En el negro del asfalto – Soledad Morillo Belloso

Por: Soledad Morillo Beloso

 Tengo los dedos arrugados de tanto escribir. De hecho, estos deditossoledad morillo belloso 2 transcriben pensamientos, algunos propios, otros que escucho en el transitar por este país que nos pertenece y al que, sin embargo, tratamos con vulgaridad y banal desprecio. Recientemente, mi marido y yo vivimos la «experiencia sociológica» de viajar por carretera de Puerto La Cruz a Caracas. Primero lo primero. Bajamos del Ferry que nos transportó desde nuestra adorada isla de Margarita. Y comenzó el enfrentamiento con la destrucción. No hace mucho, Puerto La Cruz fue una ciudad hermosa, cautivante, digna. Hoy es un espacio que parece uno de los infiernos de Dante. El caos la ha tomado por asalto. La basura inunda las calles. El tráfico es desgastante e insensato. Y una miríada de funcionarios policiales se hacen la vista gorda ante incontables violaciones a la urbanidad y las buenas costumbres. Es el imperio de la incivilización. Como se ha hecho ya costumbre en las conurbaciones, donde hay un alcalde con dos dedos de frente y un mínimo de conocimientos sobre gestión de lo público, en «El Puerto» hay espacios donde impera la ley y el respeto. En Lecherías, donde gobierna un gerente, las cosas andan bien, pero es una excepción. El resto de la conurbación porteña es un homenaje a la entropía.

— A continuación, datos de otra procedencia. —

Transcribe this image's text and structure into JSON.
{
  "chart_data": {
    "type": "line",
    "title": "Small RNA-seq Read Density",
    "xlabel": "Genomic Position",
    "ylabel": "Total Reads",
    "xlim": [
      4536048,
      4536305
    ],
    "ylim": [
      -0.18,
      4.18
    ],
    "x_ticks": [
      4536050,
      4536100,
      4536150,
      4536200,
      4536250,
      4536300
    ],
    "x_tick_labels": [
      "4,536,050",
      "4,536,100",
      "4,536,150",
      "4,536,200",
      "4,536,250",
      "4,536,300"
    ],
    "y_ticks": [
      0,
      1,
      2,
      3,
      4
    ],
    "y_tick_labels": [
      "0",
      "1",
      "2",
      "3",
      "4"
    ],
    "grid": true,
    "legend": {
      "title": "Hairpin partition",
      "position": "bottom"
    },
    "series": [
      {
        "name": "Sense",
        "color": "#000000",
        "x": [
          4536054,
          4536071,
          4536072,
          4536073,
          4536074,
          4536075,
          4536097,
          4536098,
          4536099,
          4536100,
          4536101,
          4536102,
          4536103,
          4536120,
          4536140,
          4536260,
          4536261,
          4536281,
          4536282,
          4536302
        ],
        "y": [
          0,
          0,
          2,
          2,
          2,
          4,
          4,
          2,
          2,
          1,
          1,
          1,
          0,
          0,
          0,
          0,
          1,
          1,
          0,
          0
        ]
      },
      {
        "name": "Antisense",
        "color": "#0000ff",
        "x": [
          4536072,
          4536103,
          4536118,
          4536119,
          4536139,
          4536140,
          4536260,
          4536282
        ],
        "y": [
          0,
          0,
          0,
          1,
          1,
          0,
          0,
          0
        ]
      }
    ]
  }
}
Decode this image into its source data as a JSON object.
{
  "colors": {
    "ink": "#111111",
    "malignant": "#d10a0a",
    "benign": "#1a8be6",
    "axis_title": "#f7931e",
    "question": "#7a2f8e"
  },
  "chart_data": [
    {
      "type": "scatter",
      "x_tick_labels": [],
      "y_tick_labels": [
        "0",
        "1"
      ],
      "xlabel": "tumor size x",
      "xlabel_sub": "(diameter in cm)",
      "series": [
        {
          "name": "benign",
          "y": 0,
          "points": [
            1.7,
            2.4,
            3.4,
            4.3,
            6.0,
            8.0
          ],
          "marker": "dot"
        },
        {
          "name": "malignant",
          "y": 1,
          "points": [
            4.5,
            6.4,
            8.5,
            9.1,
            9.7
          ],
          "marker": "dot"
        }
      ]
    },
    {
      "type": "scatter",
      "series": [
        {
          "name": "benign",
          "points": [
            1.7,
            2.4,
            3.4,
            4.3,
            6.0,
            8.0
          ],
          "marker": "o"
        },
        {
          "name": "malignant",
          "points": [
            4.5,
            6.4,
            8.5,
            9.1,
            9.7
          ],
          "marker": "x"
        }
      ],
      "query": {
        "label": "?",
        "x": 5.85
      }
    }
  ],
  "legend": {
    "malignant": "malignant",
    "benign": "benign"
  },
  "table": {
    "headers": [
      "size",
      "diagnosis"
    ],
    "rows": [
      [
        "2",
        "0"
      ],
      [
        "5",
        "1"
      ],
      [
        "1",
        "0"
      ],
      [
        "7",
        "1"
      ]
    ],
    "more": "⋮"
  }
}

Cuando finalmente logramos salir de la ciudad -o de lo que va quedando de ella- comenzó una odisea de autopistas que sólo lo son de nombre y de carreteras negras carcomidas por la desidia, por las que transitan a su propia cuenta y riesgo miles de vehículos. Es un «sálvese quien pueda». Los monarcas de las vías son los camiones, que se han adueñado del espacio. Las autopistas y carreteras les pertenecen. En ellas ellos mandan. Andan a la velocidad que les provoca, se paran donde y cuando quieren y hacen saber a los infelices conductores de otro tipo de vehículos que si se les antoja, pues pueden dejarlos metidos en una cuneta o en cualquier zanjón. Las autoridades viales, inexistentes en la mayor parte de los kilómetros, pero apostadas en alcabalas que surgen de la nada sin previo aviso, ni un gesto hacen para restituir el orden previsto por la normativa legal. Simplemente dejan hacer. Es la ley de la selva.

 Moverse por carretera en Venezuela es hoy un asunto de alto peligro. Llegar a destino es en sí mismo un acto de supervivencia. Hay que santiguarse varias veces en el camino y rogarle a Dios, a los santos, al Espíritu Santo y a las ánimas benditas que el viaje no acabe en tragedia. No en balde los índices de accidentes son espeluznantes. Y si a ello sumamos el pequeño detalle de la inseguridad, persígnese doble. Recuerdo muy bien cuando este país, sí, nuestra Venezuela, tenía de las mejores carreteras del subcontinente, bien pavimentadas, señalizadas y alumbradas. Mucho la recorrí. Todo eso se esfumó. Acaso se nos escurrió entre los dedos. Pero en los últimos años miles de millones de petrodólares no fueron suficientes para, al menos, dotarnos a los venezolanos de autopistas y carreteras decentes que no sean el preludio de un funeral.

 Eso sí, abundan por doquier los carteles de propaganda política. Un país con un sistema vial pintadito de rojo rojito y con hedor a negligencia. Un recordatorio excesivo del fracaso. Y allí, en el negro del asfalto la sangre se disimula.

 Cuando llegue el momento de votar, amigo lector, piense en todo lo que en estos años se botó. Y evite con su voto que sigan botando.